Being a widow seems so foreign to me. I've been Steve's wife for 46 years, since is was just 17 years old. I really don't know how not to be. I have other titles;  daughter, mother, sister, grandmother, friend, counselor, but my identity was Steve's wife. He often joked that people only knew him as Hedy's husband. We tend to be identified with our mates after so many years. I feel abit like I am in a government witness protection program, who am I? This feeling is surprising to me, I always considered myself a very independent woman. I prided myself in being strong and smart, able to survive anything. The joke is on me, I'm afraid, maybe I was just strong with him beside me?
My life is certainly not all sadness, please, don't think that. I'm just gloomy today, to match the cool rainy weather.  I am going to travel to OZ in the Spring to visit with Courtney and Ken for three months, I cannot believe it yet! Ken's Aunt Edna is my cousin by marriage and she is going along with me, as is her daughter-in-law, Kathy. They will be staying with family while I shall be at Court's new home with her. This is a trip Stephen King and I hoped for long before our daughter moved there. Who doesn't want to see the land down under?
Enough for now, Sweet Ladies. Talk to me. Take care. Hedy

3 comments:

Country Girl said...

Dear Hedy,
Am I the Kate you speak of? I used to live in Pennsylvania but am now in Maryland. I tried to respond via your comment left on my blog but you are coming up no-reply in my mailbox. Maybe this will help:
http://www.flusterbuster.com/2013/02/are-you-no-reply-blogger.html

My husband and I were together since we were 19 years old. I can understand the feeling of not knowing you should be or that you are torn as to how you should feel.

I do know that it's good to go out among the living, like you are doing with your bible study group. I didn't think I was ready to go back to work but am so glad I made the attempt. I feel better today but had gotten so used to the quiet of this place.

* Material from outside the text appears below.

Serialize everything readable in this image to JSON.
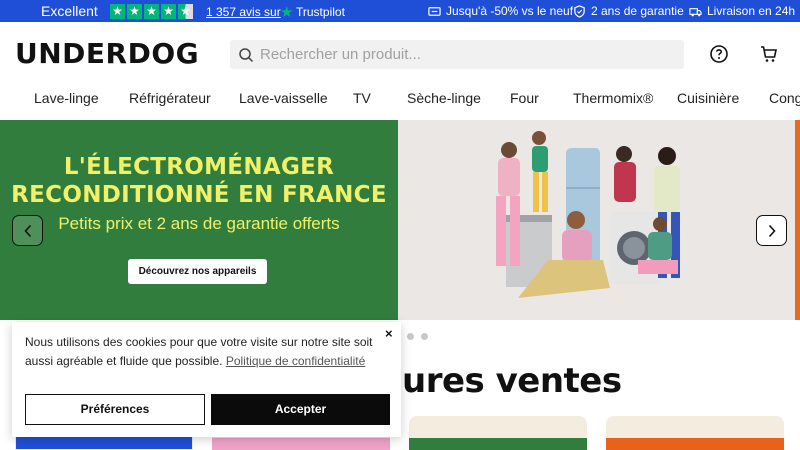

It was comforting, but now it will be comforting in the evenings and weekends only. And for now, that will have to be enough.

Take care, Hedy.

Milk House door said...

I suppose we go through Different identifiers throughout life. From parents' daughter, mother of, to spouse of. I suppose I've throughout more about when my kids leave- we aren't really that far away- not so much about tye others.

I'm happy to hear the trio Down Under is all planned! What a wonderful experience. I hope one day to get there myself.

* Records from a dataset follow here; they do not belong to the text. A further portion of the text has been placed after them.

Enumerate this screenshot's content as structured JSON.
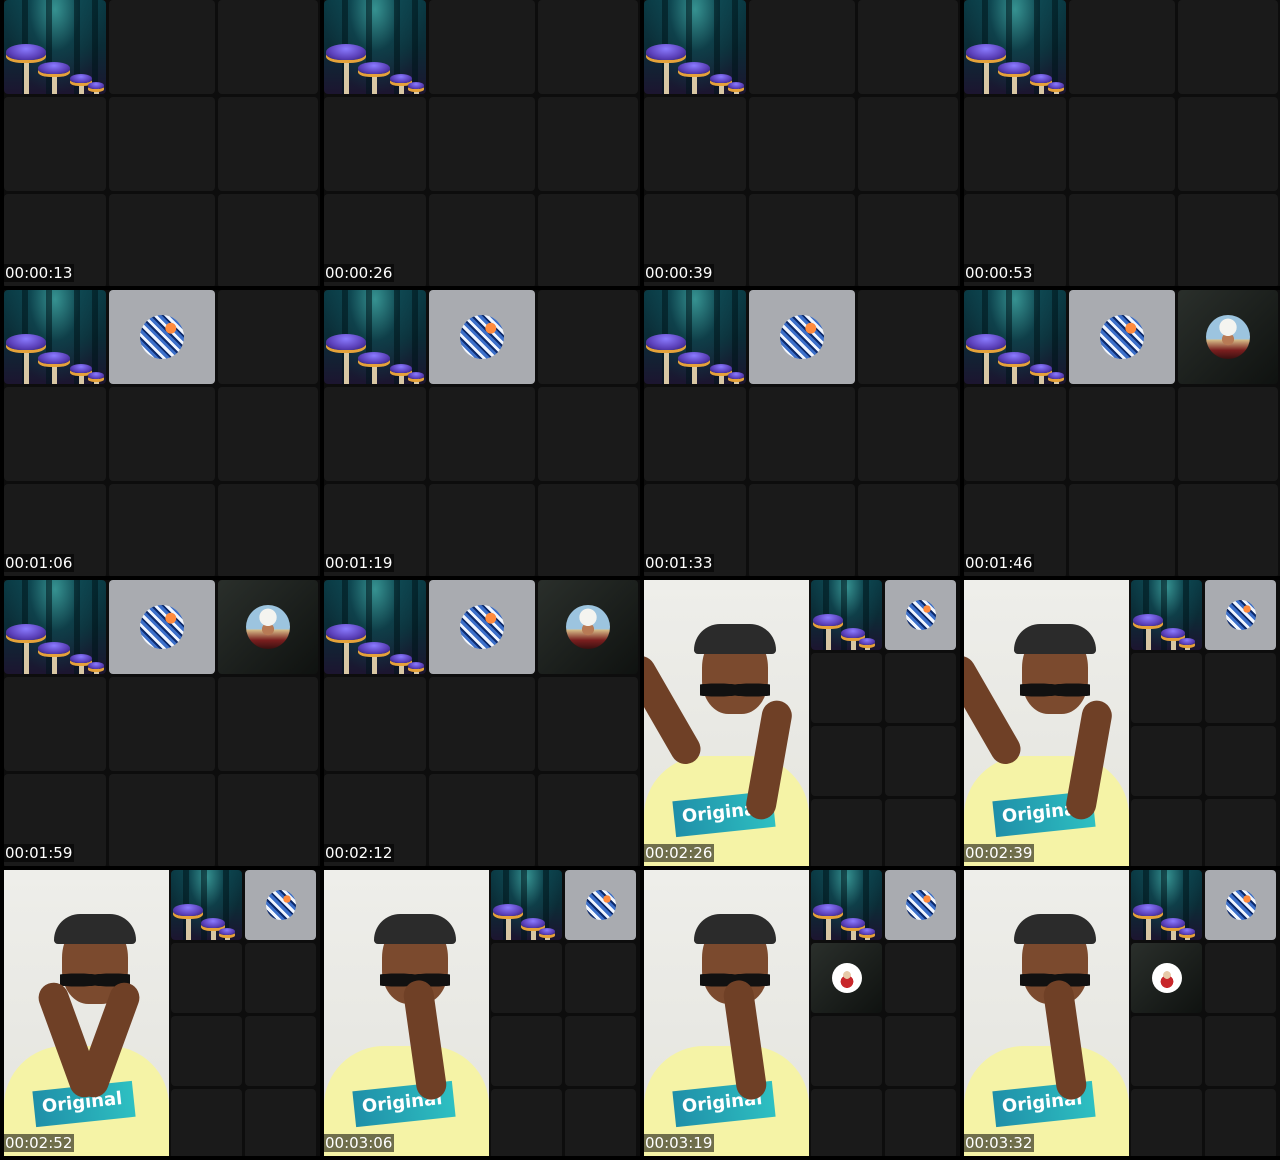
{
  "frames": [
    {
      "timestamp": "00:00:13",
      "layout": "grid",
      "tiles": [
        "forest",
        "blank",
        "blank",
        "blank",
        "blank",
        "blank",
        "blank",
        "blank",
        "blank"
      ]
    },
    {
      "timestamp": "00:00:26",
      "layout": "grid",
      "tiles": [
        "forest",
        "blank",
        "blank",
        "blank",
        "blank",
        "blank",
        "blank",
        "blank",
        "blank"
      ]
    },
    {
      "timestamp": "00:00:39",
      "layout": "grid",
      "tiles": [
        "forest",
        "blank",
        "blank",
        "blank",
        "blank",
        "blank",
        "blank",
        "blank",
        "blank"
      ]
    },
    {
      "timestamp": "00:00:53",
      "layout": "grid",
      "tiles": [
        "forest",
        "blank",
        "blank",
        "blank",
        "blank",
        "blank",
        "blank",
        "blank",
        "blank"
      ]
    },
    {
      "timestamp": "00:01:06",
      "layout": "grid",
      "tiles": [
        "forest",
        "sketch",
        "blank",
        "blank",
        "blank",
        "blank",
        "blank",
        "blank",
        "blank"
      ]
    },
    {
      "timestamp": "00:01:19",
      "layout": "grid",
      "tiles": [
        "forest",
        "sketch",
        "blank",
        "blank",
        "blank",
        "blank",
        "blank",
        "blank",
        "blank"
      ]
    },
    {
      "timestamp": "00:01:33",
      "layout": "grid",
      "tiles": [
        "forest",
        "sketch",
        "blank",
        "blank",
        "blank",
        "blank",
        "blank",
        "blank",
        "blank"
      ]
    },
    {
      "timestamp": "00:01:46",
      "layout": "grid",
      "tiles": [
        "forest",
        "sketch",
        "man",
        "blank",
        "blank",
        "blank",
        "blank",
        "blank",
        "blank"
      ]
    },
    {
      "timestamp": "00:01:59",
      "layout": "grid",
      "tiles": [
        "forest",
        "sketch",
        "man",
        "blank",
        "blank",
        "blank",
        "blank",
        "blank",
        "blank"
      ]
    },
    {
      "timestamp": "00:02:12",
      "layout": "grid",
      "tiles": [
        "forest",
        "sketch",
        "man",
        "blank",
        "blank",
        "blank",
        "blank",
        "blank",
        "blank"
      ]
    },
    {
      "timestamp": "00:02:26",
      "layout": "presenter",
      "pose": "wave",
      "tiles": [
        "forest",
        "sketch",
        "blank",
        "blank",
        "blank",
        "blank",
        "blank",
        "blank"
      ]
    },
    {
      "timestamp": "00:02:39",
      "layout": "presenter",
      "pose": "wave",
      "tiles": [
        "forest",
        "sketch",
        "blank",
        "blank",
        "blank",
        "blank",
        "blank",
        "blank"
      ]
    },
    {
      "timestamp": "00:02:52",
      "layout": "presenter",
      "pose": "hands",
      "tiles": [
        "forest",
        "sketch",
        "blank",
        "blank",
        "blank",
        "blank",
        "blank",
        "blank"
      ]
    },
    {
      "timestamp": "00:03:06",
      "layout": "presenter",
      "pose": "chin",
      "tiles": [
        "forest",
        "sketch",
        "blank",
        "blank",
        "blank",
        "blank",
        "blank",
        "blank"
      ]
    },
    {
      "timestamp": "00:03:19",
      "layout": "presenter",
      "pose": "chin",
      "tiles": [
        "forest",
        "sketch",
        "logo",
        "blank",
        "blank",
        "blank",
        "blank",
        "blank"
      ]
    },
    {
      "timestamp": "00:03:32",
      "layout": "presenter",
      "pose": "chin",
      "tiles": [
        "forest",
        "sketch",
        "logo",
        "blank",
        "blank",
        "blank",
        "blank",
        "blank"
      ]
    }
  ],
  "shirt_text": "Original",
  "colors": {
    "background": "#000000",
    "tile": "#1a1a1a",
    "timestamp_text": "#ffffff"
  }
}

I keep finding neat quilt patterns and am starting to feel the itch to sew again. There is something about the chill in the air that brings it out of me. My next one will be sent out to be quilted. I'm over trying to quilt them on my little machine.

The boys and I had a nice fall break. All the crops are in, stalks chopped, equipment serviced and put away. We have several old apple trees in the back pasture so I spent the weekend making apple sauce and apple butter. The house smelled so good! Last step will be brown bag apple pie. It's my favorite!

Glad to see your words in print. Miss you & sending hugs & love.
~Alison

Courtney said...

Allison,
When you do get down to Australia, remember you have a friend here! Thanks for everything you and Gaggle do and are for mom. It helps all of us.